Blood volume was measured in 75 normal pregnant women at term and serially at 10 and 60 minutes and on Days 1 and 3 post partum in women delivered vaginally and on Days 1, 3, and 5 in women who underwent cesarean section. The mean blood volume at term was 5.95 L. and 83.3 c.c. per kilogram, an increase of 44 and 16%, respectively, over nonpregnant values. The increment appeared to be related to lean body mass and the weight of the neonate alone and to the combined weights of the neonate and placenta, but the wide range of values precluded statistical significance. The blood volume loss at 60 minutes post partum was 610 c.c. (10.2%) for patients delivered vaginally and 1,030 c.c. (17.4%) for those delivered by cesarean section. The blood volume showed a steady decline to Day 3 post partum in the vaginal delivery group, whereas it remained fairly stable from 60 minutes to Day 5 post partum in the surgically delivered group.

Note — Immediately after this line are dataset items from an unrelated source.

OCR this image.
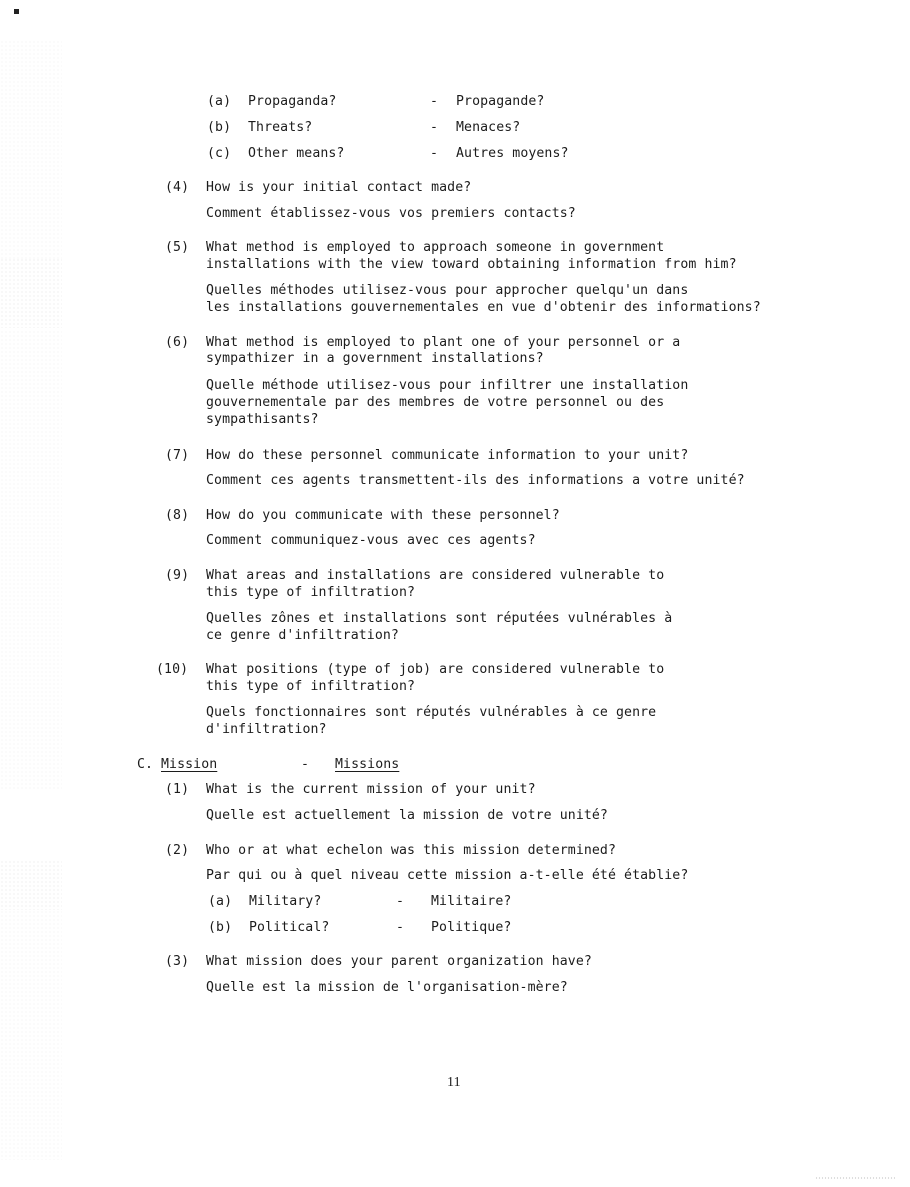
(a) Propaganda?	- Propagande?
(b) Threats?	- Menaces?
(c) Other means?	- Autres moyens?
(4) How is your initial contact made?
Comment établissez-vous vos premiers contacts?
(5) What method is employed to approach someone in government
installations with the view toward obtaining information from him?
Quelles méthodes utilisez-vous pour approcher quelqu'un dans
les installations gouvernementales en vue d'obtenir des informations?
(6) What method is employed to plant one of your personnel or a
sympathizer in a government installations?
Quelle méthode utilisez-vous pour infiltrer une installation
gouvernementale par des membres de votre personnel ou des
sympathisants?
(7) How do these personnel communicate information to your unit?
Comment ces agents transmettent-ils des informations a votre unité?
(8) How do you communicate with these personnel?
Comment communiquez-vous avec ces agents?
(9) What areas and installations are considered vulnerable to
this type of infiltration?
Quelles zônes et installations sont réputées vulnérables à
ce genre d'infiltration?
(10) What positions (type of job) are considered vulnerable to
this type of infiltration?
Quels fonctionnaires sont réputés vulnérables à ce genre
d'infiltration?
C. Mission	- Missions
(1) What is the current mission of your unit?
Quelle est actuellement la mission de votre unité?
(2) Who or at what echelon was this mission determined?
Par qui ou à quel niveau cette mission a-t-elle été établie?
(a) Military?	- Militaire?
(b) Political?	- Politique?
(3) What mission does your parent organization have?
Quelle est la mission de l'organisation-mère?
11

Remarkably, the volume had declined by the amount, 16.2%, in both groups on the third postpartum day. On the other hand, the hematocrit showed a rise of 5.2% in the former group and a decline of 5.8% in the latter. A remarkable tolerance for blood loss at delivery was demonstrated. A more realistic definition of postpartum hemorrhage is strongly recommended.